Renasço hoje, aos dezoito anos,
Um novo homem, em nova soberania
E farei deste Mundo a minha fantasia,

Ainda que seja apenas pelos próximos dezoito anos.



Tiago Bianchini - 1997

Pedaço de Papel

            
I- Invidia

Queria eu ser tu, papel, um dia;
Alvo, límpido, às vezes preenchido
De palavras de uma reles poesia;
Do desenho de um jardim florido.

Tu não falas, não sentes, não choras;
Nada fazes; apenas transparece
O que alguéns escreveram, ante auroras
Que por causa de teu brilho não se esquece.

Tu não sentes, nada, nem de amor
És capaz de expirar, pela saudade;
Só consegues reviver alheia dor
De quem escreve, e sente de verdade.

Queria, minha folha, ter um dia
Um só pedaço de teu corpo alvo e puro;
Para inspirar a minha mágoa e agonia
Neste grafite negro do lápis que seguro.

Mas, de amor, meu vão papel, não tens o gosto,
E de ternura não conheces o perfume;
E tuas linhas não adoram nenhum rosto
Nas brancas bordas que consideras teu cume.

És tão morto, enfim, caro papel,
Que não refletes nem os mares, nem o céu;
E que não serves, para mim, de inspiração;

Que ser igual a ti, já não queria
Pois assim sendo, logo me queimaria
Na experiência doce de uma paixão.

II- Celulose

Folha, folha,
página branca da minha existência;
onde posso me dizer
de ti, ó papel límpido,
para que consiga obter de ti
a preciosa inspiração?
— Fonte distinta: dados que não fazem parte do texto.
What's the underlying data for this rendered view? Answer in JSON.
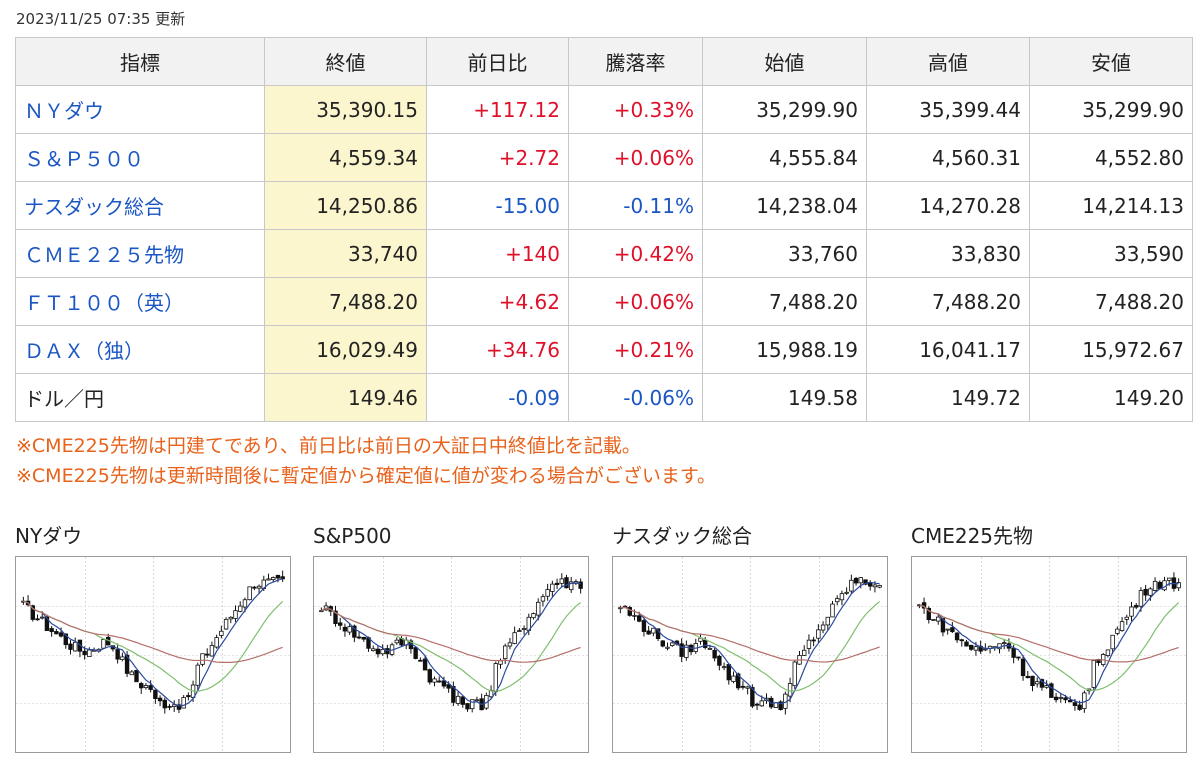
{
  "update_time": "2023/11/25 07:35 更新",
  "table": {
    "headers": [
      "指標",
      "終値",
      "前日比",
      "騰落率",
      "始値",
      "高値",
      "安値"
    ],
    "rows": [
      {
        "name": "ＮＹダウ",
        "link": true,
        "close": "35,390.15",
        "change": "+117.12",
        "rate": "+0.33%",
        "open": "35,299.90",
        "high": "35,399.44",
        "low": "35,299.90",
        "dir": "pos"
      },
      {
        "name": "Ｓ＆Ｐ５００",
        "link": true,
        "close": "4,559.34",
        "change": "+2.72",
        "rate": "+0.06%",
        "open": "4,555.84",
        "high": "4,560.31",
        "low": "4,552.80",
        "dir": "pos"
      },
      {
        "name": "ナスダック総合",
        "link": true,
        "close": "14,250.86",
        "change": "-15.00",
        "rate": "-0.11%",
        "open": "14,238.04",
        "high": "14,270.28",
        "low": "14,214.13",
        "dir": "neg"
      },
      {
        "name": "ＣＭＥ２２５先物",
        "link": true,
        "close": "33,740",
        "change": "+140",
        "rate": "+0.42%",
        "open": "33,760",
        "high": "33,830",
        "low": "33,590",
        "dir": "pos"
      },
      {
        "name": "ＦＴ１００（英）",
        "link": true,
        "close": "7,488.20",
        "change": "+4.62",
        "rate": "+0.06%",
        "open": "7,488.20",
        "high": "7,488.20",
        "low": "7,488.20",
        "dir": "pos"
      },
      {
        "name": "ＤＡＸ（独）",
        "link": true,
        "close": "16,029.49",
        "change": "+34.76",
        "rate": "+0.21%",
        "open": "15,988.19",
        "high": "16,041.17",
        "low": "15,972.67",
        "dir": "pos"
      },
      {
        "name": "ドル／円",
        "link": false,
        "close": "149.46",
        "change": "-0.09",
        "rate": "-0.06%",
        "open": "149.58",
        "high": "149.72",
        "low": "149.20",
        "dir": "neg"
      }
    ]
  },
  "notes": [
    "※CME225先物は円建てであり、前日比は前日の大証日中終値比を記載。",
    "※CME225先物は更新時間後に暫定値から確定値に値が変わる場合がございます。"
  ],
  "charts": [
    {
      "title": "NYダウ"
    },
    {
      "title": "S&P500"
    },
    {
      "title": "ナスダック総合"
    },
    {
      "title": "CME225先物"
    }
  ],
  "colors": {
    "positive": "#e0102a",
    "negative": "#1a56c4",
    "link": "#1a56c4",
    "note": "#e8621b",
    "close_column_bg": "#fbf6cd",
    "ma_short": "#2b4a9e",
    "ma_mid": "#7fbf6e",
    "ma_long": "#b5706a"
  }
}
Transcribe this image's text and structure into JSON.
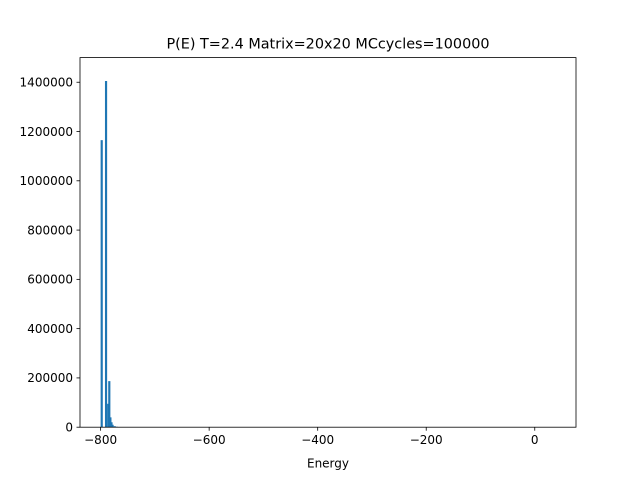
{
  "chart_data": {
    "type": "bar",
    "title": "P(E) T=2.4 Matrix=20x20 MCcycles=100000",
    "xlabel": "Energy",
    "ylabel": "",
    "xlim": [
      -838,
      76
    ],
    "ylim": [
      0,
      1500000
    ],
    "xticks": [
      -800,
      -600,
      -400,
      -200,
      0
    ],
    "xtick_labels": [
      "−800",
      "−600",
      "−400",
      "−200",
      "0"
    ],
    "yticks": [
      0,
      200000,
      400000,
      600000,
      800000,
      1000000,
      1200000,
      1400000
    ],
    "ytick_labels": [
      "0",
      "200000",
      "400000",
      "600000",
      "800000",
      "1000000",
      "1200000",
      "1400000"
    ],
    "bar_color": "#1f77b4",
    "bin_width": 4,
    "grid": false,
    "bins": [
      {
        "x": -800,
        "value": 1165000
      },
      {
        "x": -792,
        "value": 1405000
      },
      {
        "x": -788,
        "value": 95000
      },
      {
        "x": -786,
        "value": 187000
      },
      {
        "x": -784,
        "value": 40000
      },
      {
        "x": -782,
        "value": 20000
      },
      {
        "x": -780,
        "value": 10000
      },
      {
        "x": -776,
        "value": 4000
      },
      {
        "x": -772,
        "value": 1500
      },
      {
        "x": -768,
        "value": 500
      }
    ]
  }
}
Não,
a inspiração é Divina;
deve brotar da alma
e não de ti, caro papel;
tuas pautas claras, teu corpo puro
a mim não inspiram,
a ninguém inspiram.
Mas, então... para que serves,
senão para emprestar-me
teu corpo alvo, puro e belo,
para que possa, por mim mesmo,
escrever, dizer, sonhar...

Ah, minha humilde folha!
Invejo-te tanto...
És clara, mas não transpareces
o que sentes;
então, que seja eu também uma folha,
limpa, solta, que um vento leva,
e, às vezes, traz,
para que eu consiga, então,
assim como tu
e em ti,
roubar a magia dos poetas
- e, creia: eles existem -
que venham por ventura pegar-me nas mãos.

Mãos que empunham, com graça e opulência,
os belos rabiscos do duro carvão.

III- Soneto

Tenho em mãos uma folha; mas não me vem
O interessante, algo que não salta
Aos olhos, à primeira vista; me falta
A dita inspiração: escrever a quem?

Escrever àquela que deixou-me sem
Seus lábios suaves, que este tolo exalta;
Compor uma ária, escrevê-la em pauta,
Escrever nada; escrever a ninguém.

Tenho em mãos a folha, ó papel maldito;
E maldito seja! Não quero escrever
Sobre o nada! Sobre estas tortas linhas

Não guardarei o que eu não acredito:
Acredito em todas as saudades minhas,
Acredito em amor; de amor vou viver!